Dès son arrivée à l’école, on a fourni le matériel nécessaire à Noah pour qu’il rattrape le début d’année et soit au même niveau que les autres élèves. Même chose pour Anes et Rassim qui sont eux aussi arrivés en milieu d’année scolaire à l’École Précieux-Sang. Rassim est entré en 1re année. Lemya Kerkeb a été subjuguée par l’implication des professeurs. « Rassim avait quelques difficultés pour la lecture. Ils l’ont vraiment pris en charge individuellement pour relever son niveau de lecture au même niveau que les autres. Au bout de trois mois, il a eu des résultats spectaculaires. C’est comme un miracle. Des personnes comme ça qui s’occupent de leur intégration, de les mettre tout de suite sur les rails, c’est formidable. » 

Tout de suite, Lemya Kerkeb a pu constater les différences avec le système éducatif algérien. « Le système éducatif algérien est un système très concurrentiel, compétitif. Très chargé aussi. Les enfants ont beaucoup de modules, de cahiers, de livres. Contrairement à ici au Canada, où je ne dirais pas que c’est très chargé, mais juste ce qu’il faut pour un enfant. Ils ont le temps de vaquer à des loisirs, des activités, tout en apprenant. Ils peuvent faire beaucoup de sport ou de la musique.
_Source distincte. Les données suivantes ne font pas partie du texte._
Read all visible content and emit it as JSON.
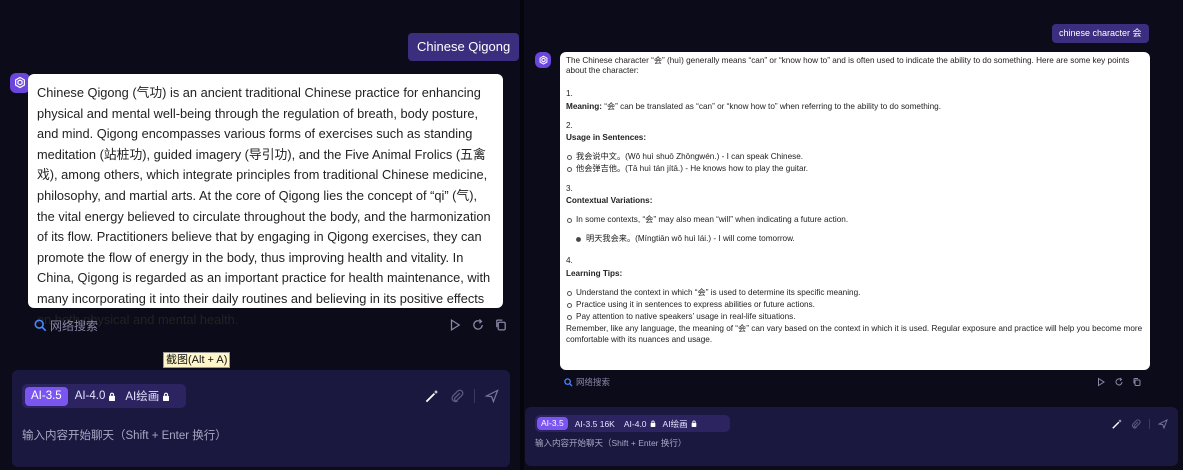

Et ça, ça joue en faveur de leur intégration et de leur installation aussi. »

En fait, l’intégration de ses enfants à l’École Précieux-Sang a été un véritable soulagement pour Lemya Kerkeb dans le parcours familial d’immigration. « Les garçons ont eu une intégration parfaite à l’école. Ils ont été accueillis par les enseignants, par le directeur, par les élèves. Ils n’ont pas du tout senti qu’ils étaient nouveaux dans la classe, même s’ils sont arrivés en milieu d’année. Dès le premier jour, on vous fait sentir que vous faites partie de la famille. Et on leur facilite les choses. Vous savez, quand nos enfants sont bien pris en charge, on a un souci en moins dans la tête. On s’occupe du reste de l’intégration, du travail. » 
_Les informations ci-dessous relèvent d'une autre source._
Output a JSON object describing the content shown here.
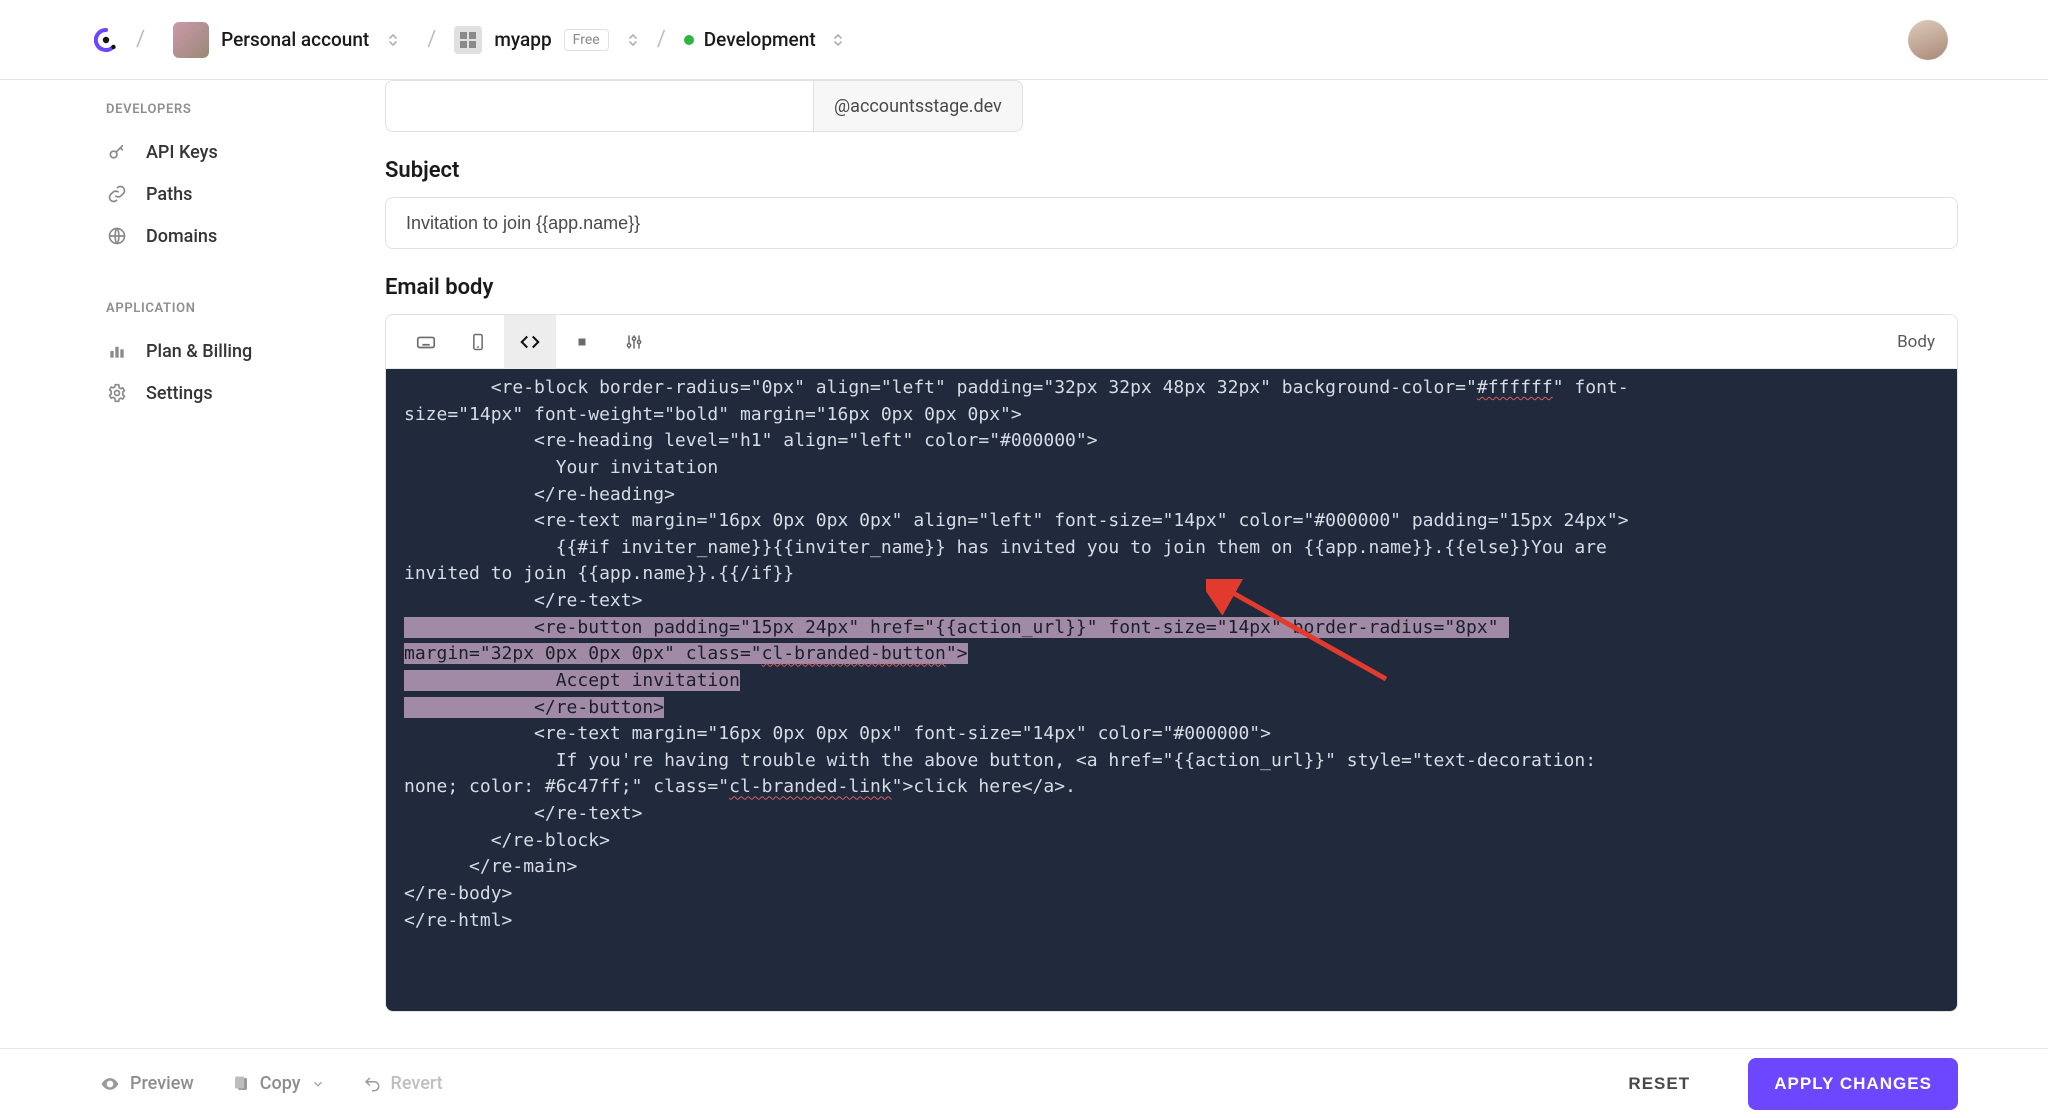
{
  "header": {
    "account_label": "Personal account",
    "app_name": "myapp",
    "app_badge": "Free",
    "environment": "Development"
  },
  "sidebar": {
    "sections": [
      {
        "label": "DEVELOPERS",
        "items": [
          {
            "id": "api-keys",
            "label": "API Keys",
            "icon": "key-icon"
          },
          {
            "id": "paths",
            "label": "Paths",
            "icon": "link-icon"
          },
          {
            "id": "domains",
            "label": "Domains",
            "icon": "globe-icon"
          }
        ]
      },
      {
        "label": "APPLICATION",
        "items": [
          {
            "id": "plan-billing",
            "label": "Plan & Billing",
            "icon": "bars-icon"
          },
          {
            "id": "settings",
            "label": "Settings",
            "icon": "gear-icon"
          }
        ]
      }
    ]
  },
  "form": {
    "from_suffix": "@accountsstage.dev",
    "subject_label": "Subject",
    "subject_value": "Invitation to join {{app.name}}",
    "body_label": "Email body",
    "toolbar_right": "Body"
  },
  "code": {
    "l1a": "        <re-block border-radius=\"0px\" align=\"left\" padding=\"32px 32px 48px 32px\" background-color=\"",
    "l1b": "#ffffff",
    "l1c": "\" font-",
    "l2": "size=\"14px\" font-weight=\"bold\" margin=\"16px 0px 0px 0px\">",
    "l3": "            <re-heading level=\"h1\" align=\"left\" color=\"#000000\">",
    "l4": "              Your invitation",
    "l5": "            </re-heading>",
    "l6": "            <re-text margin=\"16px 0px 0px 0px\" align=\"left\" font-size=\"14px\" color=\"#000000\" padding=\"15px 24px\">",
    "l7": "              {{#if inviter_name}}{{inviter_name}} has invited you to join them on {{app.name}}.{{else}}You are",
    "l8": "invited to join {{app.name}}.{{/if}}",
    "l9": "            </re-text>",
    "l10a": "            <re-button padding=\"15px 24px\" href=\"{{action_url}}\" font-size=\"14px\" border-radius=\"8px\"",
    "l11a": "margin=\"32px 0px 0px 0px\" class=\"",
    "l11b": "cl-branded-button",
    "l11c": "\">",
    "l12a": "              Accept invitation",
    "l13a": "            </re-button>",
    "l14": "            <re-text margin=\"16px 0px 0px 0px\" font-size=\"14px\" color=\"#000000\">",
    "l15": "              If you're having trouble with the above button, <a href=\"{{action_url}}\" style=\"text-decoration:",
    "l16a": "none; color: #6c47ff;\" class=\"",
    "l16b": "cl-branded-link",
    "l16c": "\">click here</a>.",
    "l17": "            </re-text>",
    "l18": "        </re-block>",
    "l19": "      </re-main>",
    "l20": "</re-body>",
    "l21": "</re-html>"
  },
  "footer": {
    "preview": "Preview",
    "copy": "Copy",
    "revert": "Revert",
    "reset": "RESET",
    "apply": "APPLY CHANGES"
  }
}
Même son de cloche pour la famille de Jean Robert Noel. « Noah a vraiment apprécié l’encadrement des professeurs, l’école et comment on l’a intégré à l’École Précieux-Sang. Nous sommes des parents qui veulent être toujours très impliqués dans l’éducation de nos enfants. L’ultime porte de sortie pour la réussite de nos enfants, c’est l’éducation. Quand je vois l’engouement que Noah a de retourner à l’école, je vois qu’il aime vraiment son environnement scolaire. Ça fait du bien de savoir que notre enfant est entre de très bonnes mains, dans de bonnes conditions. Ça nous touche vraiment, en tant que parents. » 

| Des agents culturels à la DSFM 

Dans le but de répondre aux besoins des familles nouvellement arrivées au Manitoba et de faciliter l’intégration des élèves, la DSFM a adopté, il y a plusieurs années, le programme Travailleurs en établissement dans les écoles. Ce programme est initié par des organismes spécialisés en immigration à travers le Canada et permet d’aider les familles à s’intégrer autant sur le plan scolaire que social. 

Daniel Preteau, directeur des Services aux élèves à la DSFM. (photo : Archives La Liberté)

Grâce à un octroi de IRCC (Immigration, Réfugiés et Citoyenneté Canada), la DSFM a décidé d’embaucher à temps plein deux travailleurs en établissements dans les écoles (TÉÉ), aussi appelés agents culturels. Daniel Preteau, directeur des Services aux élèves à la DSFM, explique cette initiative qui date de plusieurs années. « Le rôle des TÉÉ est de collaborer avec le personnel de l’école, la famille et l’élève et de promouvoir et créer un milieu accueillant pour tout le monde. » 

« C’est très individuel. L’immigration, c’est comme un oignon. Il y a tellement de lisières. On doit y aller doucement. Une famille qui vient de la Belgique va vivre une expérience différente d’une famille qui vient d’un camp de réfugiés. Les TÉÉ vont faire cette distinction. Ils vont cerner les besoins de la famille et de l’élève, toujours en gardant l’élève au premier plan. » 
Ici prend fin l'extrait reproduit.